Abbreviations: Alb, albumin; BMI, body mass index; BW, body weight; CGN, chronic glomerular nephritis; Cr, creatinine, DM, diabetes mellitus; Hb, hemoglobin; HDL-C, High-density lipoprotein cholesterol; PKD, polycystic kidney disease; TC, total cholesterol; UA, uric acid.
Results
Table 1 shows the baseline characteristics of the 222,434 patients included in this study who underwent three HD sessions per week (mean age, 67 ± 12 years; male, 63.0%; median dialysis duration, 65 months). The underlying pathologies comprised chronic glomerulonephritis (CGN) in 75,974 (34.2%), diabetic nephropathy in 83,736 (37.6%), nephrosclerosis in 17,787 (8.0%), polycystic kidney disease (PKD) in 7,743 (3.5%), and others or unknown in 37,192 (16.7%). The numbers of patients with a history of acute myocardial infarction, cerebral bleeding, cerebral infarction, amputation of an extremity, and gout attacks were 7.8%, 4.9%, 15.3%, 3.0% and 3.3%, respectively. Values among males and females for uric acid were 7.3 ± 1.4 and 7.2 ± 1.4 mg/dL, respectively, and 22.7 ± 4.1 and 21.8 ± 4.5, respectively, for BMI. These values were significantly higher in males than in females (P<0.0001). On the other hand, females were significantly older and had been on dialysis significantly longer than males (age, 68 ± 13 vs. 66 ± 12 y; HD duration, 72 (32–138) vs. 60 (26–118) months). Of the 222,434 patients, 18,775 (8.4%) died within one year (male, 11,941 [8.5%]; female, 6,834 [8.3%]), including 8,094 (3.6%) of CV causes (male, 5,004 [3.6%]; female, 3,090 [3.8%]).
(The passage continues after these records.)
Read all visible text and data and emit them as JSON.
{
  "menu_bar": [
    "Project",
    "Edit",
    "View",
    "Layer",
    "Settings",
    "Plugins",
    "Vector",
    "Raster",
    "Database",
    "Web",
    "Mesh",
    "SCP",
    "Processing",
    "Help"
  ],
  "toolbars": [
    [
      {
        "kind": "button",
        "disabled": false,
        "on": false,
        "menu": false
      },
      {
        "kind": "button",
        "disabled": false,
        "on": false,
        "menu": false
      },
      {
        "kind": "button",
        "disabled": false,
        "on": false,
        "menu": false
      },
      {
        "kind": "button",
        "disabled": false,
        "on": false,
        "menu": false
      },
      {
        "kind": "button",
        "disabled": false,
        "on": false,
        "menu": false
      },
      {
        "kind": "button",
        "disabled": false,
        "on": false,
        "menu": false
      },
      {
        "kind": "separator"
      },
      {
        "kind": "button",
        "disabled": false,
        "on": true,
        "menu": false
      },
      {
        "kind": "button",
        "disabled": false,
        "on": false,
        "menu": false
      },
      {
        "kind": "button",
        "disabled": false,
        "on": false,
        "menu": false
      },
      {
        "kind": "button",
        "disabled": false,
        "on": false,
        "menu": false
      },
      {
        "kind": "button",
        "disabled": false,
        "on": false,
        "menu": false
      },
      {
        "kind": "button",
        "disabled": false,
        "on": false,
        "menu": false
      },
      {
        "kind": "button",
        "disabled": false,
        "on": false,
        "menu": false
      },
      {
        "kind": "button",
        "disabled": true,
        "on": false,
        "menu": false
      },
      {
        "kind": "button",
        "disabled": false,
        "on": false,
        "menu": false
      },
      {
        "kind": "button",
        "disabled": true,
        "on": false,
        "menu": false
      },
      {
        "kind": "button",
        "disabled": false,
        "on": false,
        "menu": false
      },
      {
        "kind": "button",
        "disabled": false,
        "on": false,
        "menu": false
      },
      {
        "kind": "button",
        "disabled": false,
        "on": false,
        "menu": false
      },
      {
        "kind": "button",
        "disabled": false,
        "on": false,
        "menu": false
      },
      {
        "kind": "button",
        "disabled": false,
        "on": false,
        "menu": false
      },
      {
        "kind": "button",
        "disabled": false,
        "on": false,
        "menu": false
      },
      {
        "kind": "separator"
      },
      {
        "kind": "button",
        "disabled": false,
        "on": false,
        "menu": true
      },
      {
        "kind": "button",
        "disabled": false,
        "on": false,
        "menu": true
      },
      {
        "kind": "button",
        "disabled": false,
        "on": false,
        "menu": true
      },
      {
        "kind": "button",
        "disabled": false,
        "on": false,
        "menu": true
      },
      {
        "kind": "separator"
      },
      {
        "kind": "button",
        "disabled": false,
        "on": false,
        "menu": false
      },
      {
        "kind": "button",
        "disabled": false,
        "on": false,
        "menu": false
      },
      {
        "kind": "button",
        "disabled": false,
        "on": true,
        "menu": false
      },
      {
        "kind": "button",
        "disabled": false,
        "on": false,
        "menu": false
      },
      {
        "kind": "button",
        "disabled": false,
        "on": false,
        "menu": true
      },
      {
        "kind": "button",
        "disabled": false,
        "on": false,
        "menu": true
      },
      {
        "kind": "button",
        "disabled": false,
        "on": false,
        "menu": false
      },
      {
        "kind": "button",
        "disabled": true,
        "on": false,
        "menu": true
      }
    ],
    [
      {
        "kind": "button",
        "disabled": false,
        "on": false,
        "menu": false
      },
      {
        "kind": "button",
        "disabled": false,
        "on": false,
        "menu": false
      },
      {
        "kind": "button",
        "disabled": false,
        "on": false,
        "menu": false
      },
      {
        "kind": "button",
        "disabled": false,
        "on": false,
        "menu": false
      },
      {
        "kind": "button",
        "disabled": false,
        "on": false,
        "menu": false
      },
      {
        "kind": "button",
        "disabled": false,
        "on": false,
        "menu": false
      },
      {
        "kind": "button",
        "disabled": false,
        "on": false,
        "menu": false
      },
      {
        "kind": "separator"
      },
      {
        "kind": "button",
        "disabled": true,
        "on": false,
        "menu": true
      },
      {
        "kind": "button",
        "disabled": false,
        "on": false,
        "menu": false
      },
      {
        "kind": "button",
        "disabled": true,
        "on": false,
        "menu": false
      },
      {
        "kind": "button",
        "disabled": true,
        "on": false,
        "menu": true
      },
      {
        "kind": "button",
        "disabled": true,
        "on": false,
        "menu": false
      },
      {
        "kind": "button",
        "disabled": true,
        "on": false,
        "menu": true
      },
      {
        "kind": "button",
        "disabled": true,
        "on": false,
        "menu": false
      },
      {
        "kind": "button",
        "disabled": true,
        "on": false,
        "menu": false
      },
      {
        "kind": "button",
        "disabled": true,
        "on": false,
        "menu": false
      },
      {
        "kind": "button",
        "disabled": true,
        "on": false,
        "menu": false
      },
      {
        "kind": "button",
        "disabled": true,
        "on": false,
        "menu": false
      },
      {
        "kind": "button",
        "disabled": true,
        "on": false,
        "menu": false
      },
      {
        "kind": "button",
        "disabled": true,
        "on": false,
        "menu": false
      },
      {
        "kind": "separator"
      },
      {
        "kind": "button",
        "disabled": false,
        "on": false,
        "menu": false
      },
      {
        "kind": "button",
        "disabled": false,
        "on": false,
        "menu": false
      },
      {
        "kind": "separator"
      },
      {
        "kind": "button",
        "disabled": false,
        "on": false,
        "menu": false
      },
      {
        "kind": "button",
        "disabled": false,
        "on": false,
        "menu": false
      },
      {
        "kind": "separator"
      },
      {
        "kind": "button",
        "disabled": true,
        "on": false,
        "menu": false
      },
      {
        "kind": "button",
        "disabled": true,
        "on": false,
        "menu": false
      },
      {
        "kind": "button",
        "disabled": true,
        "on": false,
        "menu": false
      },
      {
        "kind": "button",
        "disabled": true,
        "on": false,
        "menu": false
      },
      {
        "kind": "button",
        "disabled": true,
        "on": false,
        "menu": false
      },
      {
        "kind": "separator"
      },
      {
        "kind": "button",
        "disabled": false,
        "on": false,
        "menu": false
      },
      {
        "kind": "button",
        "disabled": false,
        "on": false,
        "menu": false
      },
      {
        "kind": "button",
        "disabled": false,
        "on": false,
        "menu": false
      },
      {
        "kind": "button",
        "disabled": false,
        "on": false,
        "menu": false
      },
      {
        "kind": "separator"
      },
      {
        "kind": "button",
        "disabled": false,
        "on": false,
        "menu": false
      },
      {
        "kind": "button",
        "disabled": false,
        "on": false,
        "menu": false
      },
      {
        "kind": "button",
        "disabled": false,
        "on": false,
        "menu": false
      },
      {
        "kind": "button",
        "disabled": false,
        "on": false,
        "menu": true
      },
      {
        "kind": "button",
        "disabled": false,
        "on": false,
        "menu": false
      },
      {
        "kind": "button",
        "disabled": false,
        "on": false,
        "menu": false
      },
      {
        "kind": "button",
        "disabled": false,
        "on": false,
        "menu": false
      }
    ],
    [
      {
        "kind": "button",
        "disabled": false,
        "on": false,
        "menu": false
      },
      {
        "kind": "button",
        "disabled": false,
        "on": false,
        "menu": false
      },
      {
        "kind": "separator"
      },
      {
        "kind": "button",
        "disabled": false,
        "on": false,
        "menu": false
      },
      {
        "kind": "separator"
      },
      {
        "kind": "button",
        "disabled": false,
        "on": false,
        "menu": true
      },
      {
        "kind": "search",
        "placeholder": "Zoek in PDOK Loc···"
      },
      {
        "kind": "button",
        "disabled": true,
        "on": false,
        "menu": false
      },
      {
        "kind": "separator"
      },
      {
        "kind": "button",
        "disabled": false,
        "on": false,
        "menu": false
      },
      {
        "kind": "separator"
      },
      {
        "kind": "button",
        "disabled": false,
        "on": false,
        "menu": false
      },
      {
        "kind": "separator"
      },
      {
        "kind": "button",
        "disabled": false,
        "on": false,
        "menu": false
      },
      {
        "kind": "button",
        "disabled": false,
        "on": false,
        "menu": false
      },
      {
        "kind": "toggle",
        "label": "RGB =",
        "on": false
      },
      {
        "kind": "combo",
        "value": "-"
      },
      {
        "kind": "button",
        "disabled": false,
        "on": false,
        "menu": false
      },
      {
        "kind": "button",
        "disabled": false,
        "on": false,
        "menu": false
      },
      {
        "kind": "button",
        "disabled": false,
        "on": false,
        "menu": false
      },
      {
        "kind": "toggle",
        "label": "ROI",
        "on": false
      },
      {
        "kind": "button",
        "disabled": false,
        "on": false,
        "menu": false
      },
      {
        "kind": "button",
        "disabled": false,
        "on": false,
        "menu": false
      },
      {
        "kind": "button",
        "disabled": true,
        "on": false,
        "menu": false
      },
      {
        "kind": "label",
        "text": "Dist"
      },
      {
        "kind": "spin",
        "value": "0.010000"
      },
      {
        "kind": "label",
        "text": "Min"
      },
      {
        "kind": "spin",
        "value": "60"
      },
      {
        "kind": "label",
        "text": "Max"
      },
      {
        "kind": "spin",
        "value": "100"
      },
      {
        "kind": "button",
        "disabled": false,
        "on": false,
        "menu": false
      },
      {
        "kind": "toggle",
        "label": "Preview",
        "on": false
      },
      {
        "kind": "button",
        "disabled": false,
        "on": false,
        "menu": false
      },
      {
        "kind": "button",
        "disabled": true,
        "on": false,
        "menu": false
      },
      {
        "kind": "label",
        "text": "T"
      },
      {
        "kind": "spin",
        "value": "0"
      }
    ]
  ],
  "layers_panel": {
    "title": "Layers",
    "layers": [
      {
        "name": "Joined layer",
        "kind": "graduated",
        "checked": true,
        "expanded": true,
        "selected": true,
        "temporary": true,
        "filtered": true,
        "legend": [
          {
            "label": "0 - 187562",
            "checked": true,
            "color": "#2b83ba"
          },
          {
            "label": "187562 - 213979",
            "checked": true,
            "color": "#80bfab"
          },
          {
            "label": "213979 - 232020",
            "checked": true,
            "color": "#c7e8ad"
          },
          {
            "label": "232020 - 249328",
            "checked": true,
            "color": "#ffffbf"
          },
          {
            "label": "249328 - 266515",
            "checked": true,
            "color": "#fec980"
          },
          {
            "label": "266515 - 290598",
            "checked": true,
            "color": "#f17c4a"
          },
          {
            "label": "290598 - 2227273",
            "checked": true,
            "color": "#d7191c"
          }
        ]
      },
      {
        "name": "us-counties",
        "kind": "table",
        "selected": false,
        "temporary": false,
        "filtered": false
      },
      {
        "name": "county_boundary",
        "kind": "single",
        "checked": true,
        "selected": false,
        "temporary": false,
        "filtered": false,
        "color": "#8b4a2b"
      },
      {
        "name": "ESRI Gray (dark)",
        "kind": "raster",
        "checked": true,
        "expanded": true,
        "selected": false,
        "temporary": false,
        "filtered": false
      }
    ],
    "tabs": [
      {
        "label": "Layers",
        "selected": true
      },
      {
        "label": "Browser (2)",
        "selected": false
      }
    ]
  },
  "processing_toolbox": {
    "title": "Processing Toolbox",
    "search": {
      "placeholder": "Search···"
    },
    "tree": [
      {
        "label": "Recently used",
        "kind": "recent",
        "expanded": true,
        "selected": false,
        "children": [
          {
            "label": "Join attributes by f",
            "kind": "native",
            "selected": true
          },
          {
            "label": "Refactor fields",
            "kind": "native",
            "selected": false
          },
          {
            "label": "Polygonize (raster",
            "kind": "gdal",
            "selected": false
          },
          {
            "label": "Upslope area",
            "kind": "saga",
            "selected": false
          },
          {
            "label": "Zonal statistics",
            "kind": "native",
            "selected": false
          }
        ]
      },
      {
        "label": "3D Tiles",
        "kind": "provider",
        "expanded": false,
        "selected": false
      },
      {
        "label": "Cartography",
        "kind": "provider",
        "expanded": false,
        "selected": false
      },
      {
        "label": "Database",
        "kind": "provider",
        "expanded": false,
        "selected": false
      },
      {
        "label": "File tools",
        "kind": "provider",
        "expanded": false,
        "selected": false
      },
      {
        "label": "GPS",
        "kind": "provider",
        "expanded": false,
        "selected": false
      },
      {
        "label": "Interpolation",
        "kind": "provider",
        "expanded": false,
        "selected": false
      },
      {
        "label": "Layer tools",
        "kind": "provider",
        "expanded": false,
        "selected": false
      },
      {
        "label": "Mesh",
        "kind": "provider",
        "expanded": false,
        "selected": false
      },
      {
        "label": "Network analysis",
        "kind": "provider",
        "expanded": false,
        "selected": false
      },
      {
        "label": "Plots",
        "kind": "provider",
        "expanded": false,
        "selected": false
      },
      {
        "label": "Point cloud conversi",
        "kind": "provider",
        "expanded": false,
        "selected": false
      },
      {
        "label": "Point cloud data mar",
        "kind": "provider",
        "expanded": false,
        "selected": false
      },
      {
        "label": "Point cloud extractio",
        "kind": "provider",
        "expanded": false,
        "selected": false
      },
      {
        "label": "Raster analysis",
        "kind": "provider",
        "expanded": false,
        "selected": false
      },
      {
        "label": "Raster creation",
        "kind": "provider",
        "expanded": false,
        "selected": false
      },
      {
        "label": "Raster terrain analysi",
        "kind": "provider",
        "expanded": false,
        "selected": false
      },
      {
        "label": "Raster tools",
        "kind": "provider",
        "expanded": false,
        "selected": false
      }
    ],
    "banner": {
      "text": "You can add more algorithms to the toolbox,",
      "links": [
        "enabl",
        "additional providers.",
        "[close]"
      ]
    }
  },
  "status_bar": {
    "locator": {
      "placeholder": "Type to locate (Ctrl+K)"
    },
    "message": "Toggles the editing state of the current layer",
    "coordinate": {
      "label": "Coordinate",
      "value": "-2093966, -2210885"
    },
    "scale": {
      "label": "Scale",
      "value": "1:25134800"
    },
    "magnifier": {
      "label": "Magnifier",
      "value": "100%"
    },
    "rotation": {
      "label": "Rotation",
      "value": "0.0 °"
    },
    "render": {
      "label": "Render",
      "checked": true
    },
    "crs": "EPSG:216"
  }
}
Tables 2 and 3 shows the HR and 95% CI of all-cause and CV mortality in univariate and multivariate Cox regression analyses. Univariate analysis associated lower UA values with higher all-cause and CV mortality rates. Fig 1 shows that patients with the lowest UA concentrations had the highest all-cause and CV mortality rates, but Fig 2A and 2B shows that male and female interaction was not significant (P for interaction, 0.078 and 0.926, respectively).
Table 2. Relationships between serum UA values and all-cause mortality.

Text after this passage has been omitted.